Charl Bosch
Online Motoring Reporter
2 minute read
12 Feb 2021
1:51 pm

Powered by Mazda? Toyota Land Cruiser 300’s new oil-burner a straight-six

Charl Bosch

Replacement for the 4.5 D4-D V8 will still displace 3.3-litres and allegedly produce 200kW/650Nm.

Toyota Land Cruiser 200

The ongoing speculation surrounding the Toyota Land Cruiser 300, earmarked for unveiling in September, has taken an unexpected twist if a fresh report from Australia is to be believed.

According to motoring.com.au, the controversy surrounds the new 3.3-litre turbodiesel that will replace 4.5 D4-D V8, albeit not in the 76/79 series for the foreseeable future.
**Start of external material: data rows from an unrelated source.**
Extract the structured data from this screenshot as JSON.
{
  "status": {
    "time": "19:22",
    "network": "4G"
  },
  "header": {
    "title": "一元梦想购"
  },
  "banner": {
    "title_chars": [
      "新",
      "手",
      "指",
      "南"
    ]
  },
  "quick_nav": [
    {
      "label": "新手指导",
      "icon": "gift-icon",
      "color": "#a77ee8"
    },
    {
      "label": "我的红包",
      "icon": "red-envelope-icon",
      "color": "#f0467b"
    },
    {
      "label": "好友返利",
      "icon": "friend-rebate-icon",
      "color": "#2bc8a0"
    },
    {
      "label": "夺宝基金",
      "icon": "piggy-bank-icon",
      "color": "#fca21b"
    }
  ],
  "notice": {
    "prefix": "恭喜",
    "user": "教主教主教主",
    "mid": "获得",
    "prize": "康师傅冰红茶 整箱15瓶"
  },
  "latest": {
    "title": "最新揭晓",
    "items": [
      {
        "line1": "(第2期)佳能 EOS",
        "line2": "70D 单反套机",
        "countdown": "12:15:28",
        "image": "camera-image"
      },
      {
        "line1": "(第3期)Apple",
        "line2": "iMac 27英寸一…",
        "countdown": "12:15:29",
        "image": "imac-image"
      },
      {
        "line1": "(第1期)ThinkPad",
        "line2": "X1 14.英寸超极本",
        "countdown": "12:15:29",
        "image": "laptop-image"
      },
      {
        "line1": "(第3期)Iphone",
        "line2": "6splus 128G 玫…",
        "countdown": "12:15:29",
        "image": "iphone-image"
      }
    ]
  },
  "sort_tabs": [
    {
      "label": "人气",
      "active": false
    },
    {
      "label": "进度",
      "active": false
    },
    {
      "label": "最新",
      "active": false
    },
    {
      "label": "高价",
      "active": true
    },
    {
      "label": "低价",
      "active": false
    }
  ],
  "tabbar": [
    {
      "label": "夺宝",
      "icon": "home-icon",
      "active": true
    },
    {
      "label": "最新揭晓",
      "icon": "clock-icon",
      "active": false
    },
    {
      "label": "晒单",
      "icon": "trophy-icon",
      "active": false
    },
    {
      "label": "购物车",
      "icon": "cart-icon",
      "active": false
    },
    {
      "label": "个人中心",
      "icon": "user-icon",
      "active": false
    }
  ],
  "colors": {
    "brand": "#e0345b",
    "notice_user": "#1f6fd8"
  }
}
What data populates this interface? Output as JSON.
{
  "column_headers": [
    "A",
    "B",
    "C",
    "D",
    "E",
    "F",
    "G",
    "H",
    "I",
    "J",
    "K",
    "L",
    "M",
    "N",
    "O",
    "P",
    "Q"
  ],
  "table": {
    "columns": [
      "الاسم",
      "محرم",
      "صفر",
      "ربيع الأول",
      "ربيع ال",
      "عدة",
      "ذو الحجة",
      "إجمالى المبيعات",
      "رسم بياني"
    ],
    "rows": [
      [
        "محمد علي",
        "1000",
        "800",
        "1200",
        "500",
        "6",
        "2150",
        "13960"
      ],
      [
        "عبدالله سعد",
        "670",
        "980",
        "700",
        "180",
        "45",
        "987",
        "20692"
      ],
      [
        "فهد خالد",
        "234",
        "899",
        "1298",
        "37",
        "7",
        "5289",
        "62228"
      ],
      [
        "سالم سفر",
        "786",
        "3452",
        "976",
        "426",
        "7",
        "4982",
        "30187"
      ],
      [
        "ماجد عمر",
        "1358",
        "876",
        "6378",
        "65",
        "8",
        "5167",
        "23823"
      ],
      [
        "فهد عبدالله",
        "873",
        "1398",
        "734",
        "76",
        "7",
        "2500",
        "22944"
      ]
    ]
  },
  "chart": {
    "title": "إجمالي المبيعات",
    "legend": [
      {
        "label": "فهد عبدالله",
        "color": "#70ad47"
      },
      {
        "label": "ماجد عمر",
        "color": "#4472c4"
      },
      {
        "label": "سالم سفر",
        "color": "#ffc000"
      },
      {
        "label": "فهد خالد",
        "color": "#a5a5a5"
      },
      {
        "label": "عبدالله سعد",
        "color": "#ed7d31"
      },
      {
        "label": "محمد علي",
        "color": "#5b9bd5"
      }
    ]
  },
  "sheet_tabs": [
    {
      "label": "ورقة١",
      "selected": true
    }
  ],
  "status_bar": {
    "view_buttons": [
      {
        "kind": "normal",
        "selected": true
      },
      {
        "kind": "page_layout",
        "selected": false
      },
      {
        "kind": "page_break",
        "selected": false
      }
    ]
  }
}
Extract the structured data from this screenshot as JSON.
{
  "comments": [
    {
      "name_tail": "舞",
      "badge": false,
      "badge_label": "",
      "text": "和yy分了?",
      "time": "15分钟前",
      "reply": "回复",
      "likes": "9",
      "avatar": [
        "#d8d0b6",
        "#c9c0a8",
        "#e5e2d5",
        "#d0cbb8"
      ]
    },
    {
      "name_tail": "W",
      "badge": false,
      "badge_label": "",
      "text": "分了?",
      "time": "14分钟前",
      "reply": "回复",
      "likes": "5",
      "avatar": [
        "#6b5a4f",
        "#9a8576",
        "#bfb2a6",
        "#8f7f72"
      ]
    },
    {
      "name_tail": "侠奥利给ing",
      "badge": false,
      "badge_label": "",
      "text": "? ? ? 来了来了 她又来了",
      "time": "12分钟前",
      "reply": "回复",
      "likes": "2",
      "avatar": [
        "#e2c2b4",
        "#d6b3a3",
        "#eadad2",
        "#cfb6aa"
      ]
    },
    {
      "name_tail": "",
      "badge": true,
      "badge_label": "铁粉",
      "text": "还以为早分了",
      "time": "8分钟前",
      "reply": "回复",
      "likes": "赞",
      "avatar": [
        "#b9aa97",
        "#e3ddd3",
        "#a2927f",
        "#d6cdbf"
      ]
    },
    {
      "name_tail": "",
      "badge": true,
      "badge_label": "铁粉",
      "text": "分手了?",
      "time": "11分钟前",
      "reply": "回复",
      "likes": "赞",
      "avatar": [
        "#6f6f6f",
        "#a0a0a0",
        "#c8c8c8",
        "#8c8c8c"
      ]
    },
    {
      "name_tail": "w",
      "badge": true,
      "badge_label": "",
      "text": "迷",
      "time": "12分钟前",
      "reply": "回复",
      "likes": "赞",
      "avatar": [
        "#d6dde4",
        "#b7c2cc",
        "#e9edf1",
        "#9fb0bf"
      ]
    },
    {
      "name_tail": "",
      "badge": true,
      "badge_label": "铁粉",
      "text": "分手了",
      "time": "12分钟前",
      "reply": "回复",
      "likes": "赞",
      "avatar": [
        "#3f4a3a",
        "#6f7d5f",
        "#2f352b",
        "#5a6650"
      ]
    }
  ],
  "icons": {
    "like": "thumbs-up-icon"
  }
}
At one point rumoured to be a four-cylinder, the online publication reports that the six, poised to power the GR Hilux, will not be a V6 as believed until now, but rather the new straight-six made by Mazda for the next generation 6 and CX-5 as part of Hiroshima’s joint venture with Toyota that will result in the new rear-wheel-drive platform announced in 2019.

Alleged to produce 200kW/650Nm in the, the latter figure the same as the 200’s twin-turbo V8 but with a five extra kilowatts, the publication goes further by claiming possible electrification in the form of a 48-volt mild-hybrid system, a claim which stems for not only the engine’s reveal last year, but also a report that first broke two years ago about a possible diesel/electric drivetrain.

Initially, it was speculated that the 150kW/500Nm 2.8 GD-6 could be used in combination with an electric motor, but based on the article, which stems from a leaked document published by the Cochespias online forum last year detailing the outputs of the diesel and the 3.0-litre mild-hybrid turbocharged straight-six petrol set for the 6, CX-5 and forthcoming CX-50, it seems all but confirmed that 300 will feature a straight-six oil-burner for the first time since the immortal 4.2-litre, still offered in the normally aspirated guise in the 79, bowed out with the 100 in 2007.

Aside from the diesel, the rest of the line-up is far from settled with the two V6 petrols all but confirmed, one being the twin-turbocharged 3.5-litre badged 3.4 that develops 310kW/600Nm in the Lexus LS 500 and the other a single turbo hybrid of the same displacement, with reports continuing to mount of the third being a V8 in spite of Toyota having ruled a bent-eight out not only last year, but also in 2019.

At present, the speculated eight appears to be the now back on 4.0-litre twin-turbo V8 Lexus initially called off last year, but earlier this month u-turned on for the next generation F models. While anticipated to produce 447 kW, chances are it will be detuned for the 300 as well as the next year Tundra currently undergoing testing in North America, which will make use of the same body-on-frame TNGA-F platform.